The hardest part is the long tail — partial degradation where success rate drops 5% but not enough to obvious-trigger failover. PM job: set the SLO and the threshold.
Mid-flight 3DS abandonment
Customer enters card, gets bounced to issuer 3DS challenge, never completes. From your data, it looks like a successful auth attempt that "expired." Treat carefully:
- Distinguish 3DS-initiated-no-response from 3DS-failed.
- Reach out: in-app reminder "Your bank requires confirmation, finish here."
- Offer an alternative rail explicitly: "Or pay via PIX / Open Banking."
- Make sure expired 3DS sessions don't double-charge if user retries.
FX & currency mismatch
The expensive failure mode: customer pays BRL 500, your PSP credits you USD at a stale rate, your ledger credits the customer crypto at a different rate. Net result: a few cents off per txn — but at scale, a structural P&L hole.
- Lock the quote, honor it.
- Reconcile daily — what FX rate did the PSP actually apply, vs what you quoted? Net the difference into a treasury account.
- If you're consistently losing, renegotiate spread or change FX provider.
Deposit-withdraw fraud loop
The canonical crypto-payments fraud: attacker deposits via card, immediately withdraws to crypto, then disputes the card payment as chargeback. Funds gone, exchange eats the loss.
PM defenses:
- Velocity rules: high-amount deposit + immediate crypto withdrawal = elevated risk score.
- Withdrawal hold periods on card deposits (24-72h common).
- 3DS-enforced on first card deposit (liability shift).
- Deposit-method-aware withdrawal restrictions (deposit via card → withdraw to same card only, for X days).
- Issuer/BIN-level risk scoring (some BINs run hot for friendly fraud).
Tradeoff: every defense hurts conversion for the 99.x% of legitimate users. The PM tunes the threshold.
Instant-rail recalls — PIX MED, UPI return
Instant rails are almost irreversible.

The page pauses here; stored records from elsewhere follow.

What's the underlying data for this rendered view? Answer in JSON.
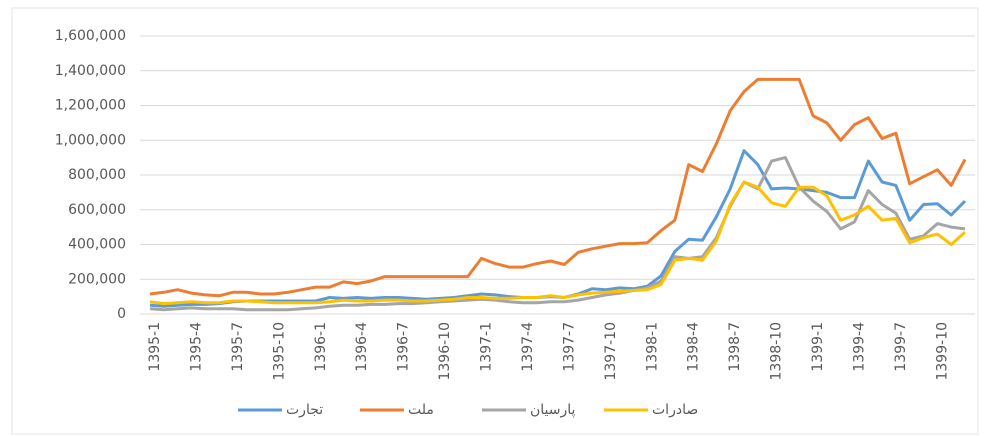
{
  "chart_data": {
    "type": "line",
    "categories": [
      "1395-1",
      null,
      null,
      "1395-4",
      null,
      null,
      "1395-7",
      null,
      null,
      "1395-10",
      null,
      null,
      "1396-1",
      null,
      null,
      "1396-4",
      null,
      null,
      "1396-7",
      null,
      null,
      "1396-10",
      null,
      null,
      "1397-1",
      null,
      null,
      "1397-4",
      null,
      null,
      "1397-7",
      null,
      null,
      "1397-10",
      null,
      null,
      "1398-1",
      null,
      null,
      "1398-4",
      null,
      null,
      "1398-7",
      null,
      null,
      "1398-10",
      null,
      null,
      "1399-1",
      null,
      null,
      "1399-4",
      null,
      null,
      "1399-7",
      null,
      null,
      "1399-10",
      null,
      null
    ],
    "series": [
      {
        "name": "تجارت",
        "color": "#5b9bd5",
        "values": [
          50000,
          45000,
          50000,
          55000,
          55000,
          60000,
          70000,
          75000,
          75000,
          75000,
          75000,
          75000,
          75000,
          95000,
          90000,
          95000,
          90000,
          95000,
          95000,
          90000,
          85000,
          90000,
          95000,
          105000,
          115000,
          110000,
          100000,
          95000,
          95000,
          100000,
          95000,
          115000,
          145000,
          140000,
          150000,
          145000,
          160000,
          220000,
          360000,
          430000,
          425000,
          560000,
          720000,
          940000,
          860000,
          720000,
          725000,
          720000,
          710000,
          700000,
          670000,
          670000,
          880000,
          760000,
          740000,
          540000,
          630000,
          635000,
          570000,
          650000
        ]
      },
      {
        "name": "ملت",
        "color": "#ed7d31",
        "values": [
          115000,
          125000,
          140000,
          120000,
          110000,
          105000,
          125000,
          125000,
          115000,
          115000,
          125000,
          140000,
          155000,
          155000,
          185000,
          175000,
          190000,
          215000,
          215000,
          215000,
          215000,
          215000,
          215000,
          215000,
          320000,
          290000,
          270000,
          270000,
          290000,
          305000,
          285000,
          355000,
          375000,
          390000,
          405000,
          405000,
          410000,
          480000,
          540000,
          860000,
          820000,
          980000,
          1170000,
          1280000,
          1350000,
          1350000,
          1350000,
          1350000,
          1140000,
          1100000,
          1000000,
          1090000,
          1130000,
          1010000,
          1040000,
          750000,
          790000,
          830000,
          740000,
          890000
        ]
      },
      {
        "name": "پارسیان",
        "color": "#a5a5a5",
        "values": [
          30000,
          25000,
          30000,
          35000,
          30000,
          30000,
          30000,
          25000,
          25000,
          25000,
          25000,
          30000,
          35000,
          45000,
          50000,
          50000,
          55000,
          55000,
          60000,
          60000,
          65000,
          70000,
          75000,
          80000,
          85000,
          80000,
          70000,
          65000,
          65000,
          70000,
          70000,
          80000,
          95000,
          110000,
          120000,
          135000,
          150000,
          190000,
          330000,
          320000,
          330000,
          440000,
          620000,
          760000,
          720000,
          880000,
          900000,
          730000,
          650000,
          590000,
          490000,
          530000,
          710000,
          630000,
          580000,
          430000,
          450000,
          520000,
          500000,
          490000
        ]
      },
      {
        "name": "صادرات",
        "color": "#ffc000",
        "values": [
          70000,
          60000,
          65000,
          70000,
          65000,
          65000,
          75000,
          75000,
          70000,
          65000,
          65000,
          65000,
          65000,
          70000,
          80000,
          75000,
          75000,
          80000,
          80000,
          75000,
          75000,
          80000,
          85000,
          95000,
          95000,
          90000,
          90000,
          95000,
          95000,
          105000,
          95000,
          110000,
          120000,
          125000,
          130000,
          135000,
          140000,
          170000,
          310000,
          320000,
          310000,
          420000,
          630000,
          760000,
          730000,
          640000,
          620000,
          730000,
          730000,
          680000,
          540000,
          570000,
          620000,
          540000,
          550000,
          410000,
          440000,
          460000,
          400000,
          470000
        ]
      }
    ],
    "ylim": [
      0,
      1600000
    ],
    "yticks": [
      0,
      {
        "value": 200000,
        "label": "200,000"
      },
      {
        "value": 400000,
        "label": "400,000"
      },
      {
        "value": 600000,
        "label": "600,000"
      },
      {
        "value": 800000,
        "label": "800,000"
      },
      {
        "value": 1000000,
        "label": "1,000,000"
      },
      {
        "value": 1200000,
        "label": "1,200,000"
      },
      {
        "value": 1400000,
        "label": "1,400,000"
      },
      {
        "value": 1600000,
        "label": "1,600,000"
      }
    ],
    "grid": true,
    "legend": "bottom"
  }
}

The "almost" matters.
| Rail | Recall mechanism | Window |
|---|---|---|
| PIX | MED (fraud return), MEC (operational error) | MED: 80 days to file; recipient bank has 7 days to hold |
| UPI | NPCI dispute mechanism via PSP | Varies; typically tight (days) |
| SEPA Instant | Recall request; recipient cooperation required | Short; recipient may decline |
| FPS | Confirmation of Payee + APP fraud rules (UK) | Reimbursement regime mandates response within set windows |
PM implication: a "settled" txn isn't truly final. Build a hold-window UX for inbound instant-rail receipts to high-risk patterns. Communicate clearly to the customer.
Idempotency & replay
Every payment API call must accept an idempotency key. If the same key arrives twice (because the client retried after a timeout), the system returns the original response, not a second charge. Without this, duplicate-charge failures happen at scale every day. PM rule: idempotency is a launch blocker, not a nice-to-have.
-- Sanity check: any payment intents with multiple successful auths?
SELECT
payment_intent_id,
COUNT(*) FILTER (WHERE status='approved') AS approved_count
FROM auth_attempts
WHERE created_at >= NOW() - INTERVAL '7 days'
GROUP BY payment_intent_id
HAVING COUNT(*) FILTER (WHERE status='approved') > 1;
-- Expectation: zero rows. Any row is a duplicate-charge incident.
A general error-handling playbook
Walk this through in a system-design round when the interviewer says "what about failures?":
- Classify the failure: where in the chain, who owns it, transient vs persistent.
- Decide reversibility: can you undo? Or do you need to compensate?
- Detect early: SLO breach triggers automation, not a human.
- Failover with idempotency: retry safely; never double-charge.
- Communicate honestly: customer-facing copy, status page, internal pager.
- Reconcile: at end of day, match expectations to reality; surface deltas.
- Post-mortem: blameless; commit to one structural fix and one detection improvement.
Strong candidates land on this skeleton naturally. Memorize it.